Islamabad en état de siège

Pakistan Les opposants se sont donné rendez-vous dans la capitale

NAWAZ SHARIF, leader de l’opposition, a été assigné à résidence. Le régime craint des débordements violents.

ISLAMABAD

DE NOTRE CORRESPONDANTE

C’est le « jour J » pour le gouvernement pakistanais : ce lundi, des centaines de milliers d’opposants conduits par les avocats et les partis politiques arrivent à Islamabad, la capitale. Cette « longue marche », lancée jeudi, est déjà fortement réprimée par la police et Nawaz Sharif, leader de l’opposition, a été assigné à résidence. La crise politique pourrait de nouveau conduire le pays au chaos.

 

« Ce 16 mars sera un test pour le gouvernement quand une marée humaine envahira Islamabad », assène Aitzaz Ahsan, figure de proue des avocats. « Tout le pays est devenu un État policier ! Ils bloquent les routes, ils utilisent tous les moyens au mépris de la loi. Nous poursuivrons notre marche. Le temps est venu de descendre dans les rues », a renchéri Nawaz Sharif, dirigeant de la Ligue musulmane pakistanaise (PML-N), le principal parti d’opposition. Dimanche, il a défié l’assignation à résidence pour trois jours qui le frappait afin de rejoindre ses partisans, déterminés à rallier Islamabad. Il est sorti de sa maison de Lahore, à bord d’un 4 × 4, escorté par une garde rapprochée et un cortège de plusieurs milliers de personnes.

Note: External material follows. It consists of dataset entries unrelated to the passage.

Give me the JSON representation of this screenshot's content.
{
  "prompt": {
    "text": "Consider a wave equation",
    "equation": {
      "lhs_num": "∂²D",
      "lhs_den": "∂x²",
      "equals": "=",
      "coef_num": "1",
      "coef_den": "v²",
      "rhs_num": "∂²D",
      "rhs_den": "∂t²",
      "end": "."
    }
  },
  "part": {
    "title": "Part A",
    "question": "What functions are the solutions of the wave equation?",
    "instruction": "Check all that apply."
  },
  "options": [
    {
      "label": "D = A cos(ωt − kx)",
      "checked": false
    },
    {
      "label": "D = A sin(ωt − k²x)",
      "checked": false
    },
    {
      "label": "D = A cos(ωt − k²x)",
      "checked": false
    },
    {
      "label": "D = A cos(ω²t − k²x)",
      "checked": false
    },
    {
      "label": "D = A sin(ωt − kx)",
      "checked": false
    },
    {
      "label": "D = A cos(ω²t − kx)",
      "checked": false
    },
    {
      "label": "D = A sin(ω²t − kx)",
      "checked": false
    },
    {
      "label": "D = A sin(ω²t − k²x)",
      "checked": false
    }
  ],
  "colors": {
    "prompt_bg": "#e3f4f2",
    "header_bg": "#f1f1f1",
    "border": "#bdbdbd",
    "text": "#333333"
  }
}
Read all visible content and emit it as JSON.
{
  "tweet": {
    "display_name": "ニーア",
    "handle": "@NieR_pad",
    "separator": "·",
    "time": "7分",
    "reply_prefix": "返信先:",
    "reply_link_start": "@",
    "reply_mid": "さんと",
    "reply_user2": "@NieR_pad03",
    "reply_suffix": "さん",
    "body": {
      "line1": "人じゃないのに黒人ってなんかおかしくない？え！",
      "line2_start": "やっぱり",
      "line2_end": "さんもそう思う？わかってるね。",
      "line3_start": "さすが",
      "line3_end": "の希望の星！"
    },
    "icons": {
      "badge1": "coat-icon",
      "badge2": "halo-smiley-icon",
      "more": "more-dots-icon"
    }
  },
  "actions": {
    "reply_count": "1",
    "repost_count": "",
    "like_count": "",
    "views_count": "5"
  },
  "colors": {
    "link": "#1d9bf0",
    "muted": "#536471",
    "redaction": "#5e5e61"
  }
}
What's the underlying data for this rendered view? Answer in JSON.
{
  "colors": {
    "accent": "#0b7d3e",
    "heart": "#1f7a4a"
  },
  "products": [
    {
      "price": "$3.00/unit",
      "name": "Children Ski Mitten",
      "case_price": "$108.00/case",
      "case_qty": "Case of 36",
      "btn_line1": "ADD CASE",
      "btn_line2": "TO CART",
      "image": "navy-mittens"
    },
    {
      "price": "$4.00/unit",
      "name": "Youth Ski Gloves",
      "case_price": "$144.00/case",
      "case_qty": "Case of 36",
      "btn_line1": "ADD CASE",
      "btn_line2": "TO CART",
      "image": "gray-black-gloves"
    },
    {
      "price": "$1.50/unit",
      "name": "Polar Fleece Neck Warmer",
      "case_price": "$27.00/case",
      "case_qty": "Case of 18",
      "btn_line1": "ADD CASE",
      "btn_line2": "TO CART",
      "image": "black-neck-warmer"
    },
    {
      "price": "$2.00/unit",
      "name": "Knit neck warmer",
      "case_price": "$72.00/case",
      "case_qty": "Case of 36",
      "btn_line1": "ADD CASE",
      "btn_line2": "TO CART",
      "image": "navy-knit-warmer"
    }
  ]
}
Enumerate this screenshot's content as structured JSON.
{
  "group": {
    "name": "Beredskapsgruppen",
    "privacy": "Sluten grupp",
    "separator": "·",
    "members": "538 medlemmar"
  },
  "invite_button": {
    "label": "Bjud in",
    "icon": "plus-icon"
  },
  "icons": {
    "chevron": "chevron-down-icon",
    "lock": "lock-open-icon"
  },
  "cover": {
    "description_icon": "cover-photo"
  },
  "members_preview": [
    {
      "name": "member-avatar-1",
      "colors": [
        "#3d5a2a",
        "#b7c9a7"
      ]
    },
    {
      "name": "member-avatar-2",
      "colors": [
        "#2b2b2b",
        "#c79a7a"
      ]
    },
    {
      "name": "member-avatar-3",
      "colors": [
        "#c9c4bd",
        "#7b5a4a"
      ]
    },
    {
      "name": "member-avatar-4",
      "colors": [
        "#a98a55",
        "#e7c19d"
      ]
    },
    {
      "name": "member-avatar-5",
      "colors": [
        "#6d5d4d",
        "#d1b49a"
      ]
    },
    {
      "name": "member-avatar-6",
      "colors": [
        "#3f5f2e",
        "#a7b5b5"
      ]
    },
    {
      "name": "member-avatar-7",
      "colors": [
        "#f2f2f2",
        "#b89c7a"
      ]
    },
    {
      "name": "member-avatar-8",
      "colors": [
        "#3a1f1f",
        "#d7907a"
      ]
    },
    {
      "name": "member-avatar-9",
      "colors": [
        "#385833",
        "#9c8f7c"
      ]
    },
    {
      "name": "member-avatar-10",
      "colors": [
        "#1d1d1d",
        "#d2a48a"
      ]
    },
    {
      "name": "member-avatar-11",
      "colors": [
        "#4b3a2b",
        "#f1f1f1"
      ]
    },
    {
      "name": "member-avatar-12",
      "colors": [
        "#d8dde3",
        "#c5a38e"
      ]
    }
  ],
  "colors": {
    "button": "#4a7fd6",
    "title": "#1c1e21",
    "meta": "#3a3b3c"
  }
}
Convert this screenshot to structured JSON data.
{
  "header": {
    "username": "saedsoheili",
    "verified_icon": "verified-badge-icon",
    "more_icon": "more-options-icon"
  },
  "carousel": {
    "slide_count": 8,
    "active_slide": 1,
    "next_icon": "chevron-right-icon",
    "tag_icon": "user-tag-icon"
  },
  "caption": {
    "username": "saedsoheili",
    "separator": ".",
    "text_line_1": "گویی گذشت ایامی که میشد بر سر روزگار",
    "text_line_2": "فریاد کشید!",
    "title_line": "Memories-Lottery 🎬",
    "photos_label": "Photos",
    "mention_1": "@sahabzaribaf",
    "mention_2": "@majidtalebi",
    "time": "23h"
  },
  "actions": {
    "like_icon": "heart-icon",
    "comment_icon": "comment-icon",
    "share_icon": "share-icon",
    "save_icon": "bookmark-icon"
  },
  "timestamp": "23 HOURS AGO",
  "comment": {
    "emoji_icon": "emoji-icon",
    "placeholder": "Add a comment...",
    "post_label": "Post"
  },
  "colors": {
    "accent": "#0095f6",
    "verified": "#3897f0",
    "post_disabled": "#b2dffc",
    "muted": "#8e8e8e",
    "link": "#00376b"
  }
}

« L’heure est venue de marcher main dans la main. Ils ne peuvent nous arrêter », a-t-il ajouté. Mais les autorités veulent absolument empêcher ce déferlement : la capitale a été transformée en camp retranché, ses différents accès et l’avenue menant à la présidence ont été barrés par des conteneurs de marchandises.

Pourtant le ton est donné : rien n’arrêtera les opposants. Un an après sa formation, le gouvernement dirigé par le Pakistan People Party (PPP), l’ancien parti de Benazir Bhutto, est de plus en plus contesté. Le président Asif Ali Zardari, veuf de Bhutto, est pour beaucoup « pire que Musharraf », l’ex-général président, et il exerce une véritable « dictature civile ». Il lui sera donc très difficile de résister à cette mobilisation massive, qu’elle réussisse ou qu’elle soit réprimée.

« Dans les deux cas, le PPP est perdu », explique Amir Wasim, du quotidien pakistanais Dawn. « Si la police les empêche d’entrer, cela va faire du PPP de Zardari un parti répressif et dictatorial. Et à l’inverse, si ces centaines de milliers d’opposants peuvent entrer et faire leur sit-in devant le Parlement pour une durée indéterminée comme cela est prévu, ils n’ont pas fini d’empoisonner le gouvernement. Bref, chacun se demande comment le PPP pourra sortir de la crise ! »

Pour les Pakistanais, y compris les partisans du PPP, Zardari n’a tenu aucune de ses promesses électorales. En mars dernier, il avait signé avec Nawaz Sharif la « déclaration de Murree » où il s’engageait à former un gouvernement de coalition avec la PML-N et à restaurer le chef de la justice, Ifthikar Chaudry, limogé par Musharraf en 2007. Or, c’est de nouveau la guerre entre ces deux partis historiquement ennemis que sont le PPP et la PML-N, et le président de la Cour suprême n’a toujours pas été réinstallé dans ses fonctions. Il ne le sera sans doute pas tant Zardari – surnommé « Monsieur 10 % » en référence à son passé frauduleux qui lui a valu 11 ans derrière les barreaux – craint pour son avenir !

« Notre sit-in devant le Parlement durera jusqu’à ce que Chaudry soit restauré », jurent les avocats. Cette affaire judiciaire qui avait déclenché la crise il y a deux ans – donnant lieu à des élections démocratiques et à la démission de Musharraf – ressurgit et se politise car Nawaz Sharif est exclu de la vie politique depuis que la Cour suprême l’a déclaré inéligible le 25 février. De surcroît, son frère Shahbaz a été destitué de son poste de Premier ministre du Pendjab – une décision que beaucoup d’analystes attribuent davantage à Zardari qu’à la Justice et qui témoigne d’une ambition de monopoliser le pouvoir.

Mais à l’heure où le Pakistan est plongé dans une rébellion terroriste des plus inquiétantes, beaucoup craignent aussi que l’armée, pour éviter le chaos généralisé, reprenne le pouvoir comme elle l’a fait à chaque fois que les civils démocrates n’ont pu s’entendre.